A fiery Elon Musk pushed back on published reports that disgraced FTX CEO Sam Bankman-Fried owns Twitter shares.
In a series of tweets Wednesday afternoon, the billionaire called out Semafor for its “fake news” report that alleged Bankman-Fried rolled his $100 million holdings of Twitter, when it was public, into private shares, in accordance with Fox News.
“All public holders of Twitter were allowed to roll their stock into Twitter as a non-public company, but he didn’t accomplish that,” Twitter’s latest boss tweeted. “Your reporting made it falsely sound like he did, when the truth is he owns 0%.”
Semafor — which launched last month with Bankman-Fried as one among the startup’s primary investors — said the fallen crypto king owned a large chunk of Twitter, in accordance with an FTX balance sheet prepared after Musk accomplished his takeover on Oct. 28 after which circulated to investors.

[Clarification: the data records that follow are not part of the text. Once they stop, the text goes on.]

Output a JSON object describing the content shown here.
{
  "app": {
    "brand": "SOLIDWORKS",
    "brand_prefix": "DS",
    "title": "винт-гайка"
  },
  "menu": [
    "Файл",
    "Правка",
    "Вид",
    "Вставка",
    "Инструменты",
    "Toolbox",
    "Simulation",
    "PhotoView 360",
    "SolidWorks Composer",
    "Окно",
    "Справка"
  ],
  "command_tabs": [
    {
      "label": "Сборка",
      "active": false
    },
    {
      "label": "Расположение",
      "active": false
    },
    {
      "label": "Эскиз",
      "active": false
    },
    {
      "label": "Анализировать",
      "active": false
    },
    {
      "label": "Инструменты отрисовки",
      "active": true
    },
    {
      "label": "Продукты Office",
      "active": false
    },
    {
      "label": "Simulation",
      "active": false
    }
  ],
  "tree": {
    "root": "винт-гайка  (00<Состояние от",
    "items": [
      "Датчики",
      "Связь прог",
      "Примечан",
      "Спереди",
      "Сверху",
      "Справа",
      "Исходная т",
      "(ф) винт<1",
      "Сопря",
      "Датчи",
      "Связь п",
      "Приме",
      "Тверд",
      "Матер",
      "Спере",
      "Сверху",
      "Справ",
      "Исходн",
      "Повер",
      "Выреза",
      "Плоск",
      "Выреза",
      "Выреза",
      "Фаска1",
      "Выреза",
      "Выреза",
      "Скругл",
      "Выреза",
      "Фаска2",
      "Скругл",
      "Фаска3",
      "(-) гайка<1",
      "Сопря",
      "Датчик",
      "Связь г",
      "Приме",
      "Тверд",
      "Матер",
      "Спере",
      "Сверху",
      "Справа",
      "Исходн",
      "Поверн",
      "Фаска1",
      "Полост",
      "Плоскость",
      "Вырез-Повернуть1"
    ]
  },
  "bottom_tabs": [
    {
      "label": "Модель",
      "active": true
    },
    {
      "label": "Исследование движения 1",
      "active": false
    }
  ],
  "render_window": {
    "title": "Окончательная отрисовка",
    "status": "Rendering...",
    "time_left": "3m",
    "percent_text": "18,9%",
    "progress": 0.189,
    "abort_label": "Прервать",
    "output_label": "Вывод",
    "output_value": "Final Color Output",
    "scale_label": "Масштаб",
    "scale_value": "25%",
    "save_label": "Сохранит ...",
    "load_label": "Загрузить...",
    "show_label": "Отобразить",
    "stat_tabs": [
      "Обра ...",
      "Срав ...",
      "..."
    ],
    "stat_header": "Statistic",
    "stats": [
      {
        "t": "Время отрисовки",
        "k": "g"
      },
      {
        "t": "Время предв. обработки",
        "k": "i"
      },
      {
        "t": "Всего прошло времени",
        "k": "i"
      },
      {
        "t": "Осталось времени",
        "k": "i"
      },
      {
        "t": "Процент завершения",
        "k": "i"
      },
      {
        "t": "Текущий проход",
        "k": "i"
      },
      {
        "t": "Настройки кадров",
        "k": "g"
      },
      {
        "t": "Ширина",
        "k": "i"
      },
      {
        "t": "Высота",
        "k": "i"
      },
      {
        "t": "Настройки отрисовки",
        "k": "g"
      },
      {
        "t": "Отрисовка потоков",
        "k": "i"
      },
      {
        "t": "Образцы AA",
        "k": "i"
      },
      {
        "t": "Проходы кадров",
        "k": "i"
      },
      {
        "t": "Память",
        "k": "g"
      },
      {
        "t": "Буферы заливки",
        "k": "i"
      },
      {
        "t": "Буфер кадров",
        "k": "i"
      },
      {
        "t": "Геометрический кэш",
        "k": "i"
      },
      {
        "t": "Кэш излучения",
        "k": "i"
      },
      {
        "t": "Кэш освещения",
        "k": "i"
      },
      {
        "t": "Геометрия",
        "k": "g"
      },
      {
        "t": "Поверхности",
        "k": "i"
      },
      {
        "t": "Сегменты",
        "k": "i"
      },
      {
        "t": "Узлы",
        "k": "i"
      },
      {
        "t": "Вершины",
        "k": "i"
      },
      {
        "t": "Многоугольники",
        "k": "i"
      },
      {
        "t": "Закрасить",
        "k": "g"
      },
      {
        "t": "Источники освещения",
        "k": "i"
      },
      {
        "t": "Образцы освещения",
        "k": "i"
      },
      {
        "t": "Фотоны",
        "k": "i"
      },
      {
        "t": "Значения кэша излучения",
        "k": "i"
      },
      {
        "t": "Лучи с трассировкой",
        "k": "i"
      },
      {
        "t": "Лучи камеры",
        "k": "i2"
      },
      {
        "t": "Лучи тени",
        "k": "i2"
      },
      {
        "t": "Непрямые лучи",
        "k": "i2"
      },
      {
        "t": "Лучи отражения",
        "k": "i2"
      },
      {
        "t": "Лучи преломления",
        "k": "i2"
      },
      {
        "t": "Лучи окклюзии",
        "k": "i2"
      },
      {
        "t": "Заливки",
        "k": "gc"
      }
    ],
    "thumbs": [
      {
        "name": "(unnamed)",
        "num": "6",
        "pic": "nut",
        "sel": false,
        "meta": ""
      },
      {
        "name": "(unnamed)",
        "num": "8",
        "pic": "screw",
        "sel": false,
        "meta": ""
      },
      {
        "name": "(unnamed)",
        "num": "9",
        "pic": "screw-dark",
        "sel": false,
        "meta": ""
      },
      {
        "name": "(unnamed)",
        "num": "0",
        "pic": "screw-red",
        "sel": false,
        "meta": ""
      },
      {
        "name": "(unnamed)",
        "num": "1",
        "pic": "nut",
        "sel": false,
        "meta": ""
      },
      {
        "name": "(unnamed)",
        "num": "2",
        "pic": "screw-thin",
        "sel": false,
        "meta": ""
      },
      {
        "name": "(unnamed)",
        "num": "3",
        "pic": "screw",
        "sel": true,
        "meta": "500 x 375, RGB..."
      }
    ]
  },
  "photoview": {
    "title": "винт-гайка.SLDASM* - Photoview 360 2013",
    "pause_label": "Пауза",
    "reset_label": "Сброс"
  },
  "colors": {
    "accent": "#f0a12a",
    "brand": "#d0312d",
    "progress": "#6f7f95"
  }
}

“SBF/FTX don’t own shares in Twitter,” Musk said, referring to Bankman-Fried’s better-known moniker.
Semafor’s Editor-in-Chief Ben Smith defended his outlet’s reporting and produced the alleged private exchange between Musk and Bankman-Fried, where Musk seems to encourage the FTX founder to roll his shares.
Musk again debunked the report and challenged Semafor’s independence in a later tweet.
“Semafor is owned by SBF. It is a massive conflict of interest in your reporting.”
Musk also noted that Bankman-Fried invested in Vox and The Intercept.
“If SBF was pretty much as good at running a crypto exchange as he was at bribing media, FTX would still be solvent!” jabbed Musk.
Renowned tech reporter Kara Swisher joined the fray and sided with Semafor.
“After all Elon took the $ after which dunked on SBF, since it is all a game that you just all aren’t alleged to see,” she tweeted
Musk responded, “There was a time if you cared in regards to the truth. That’s long gone.”
Musk also discredited the same claim about Twitter’s ties to Bankman-Fried that was published by Business Insider.
“Sam Bankman-Fried reportedly owns a $100 million stake in Elon Musk’s Twitter,” a news headline from the outlet read.
To which Musk replied: “[Business Insider] will not be an actual publication.”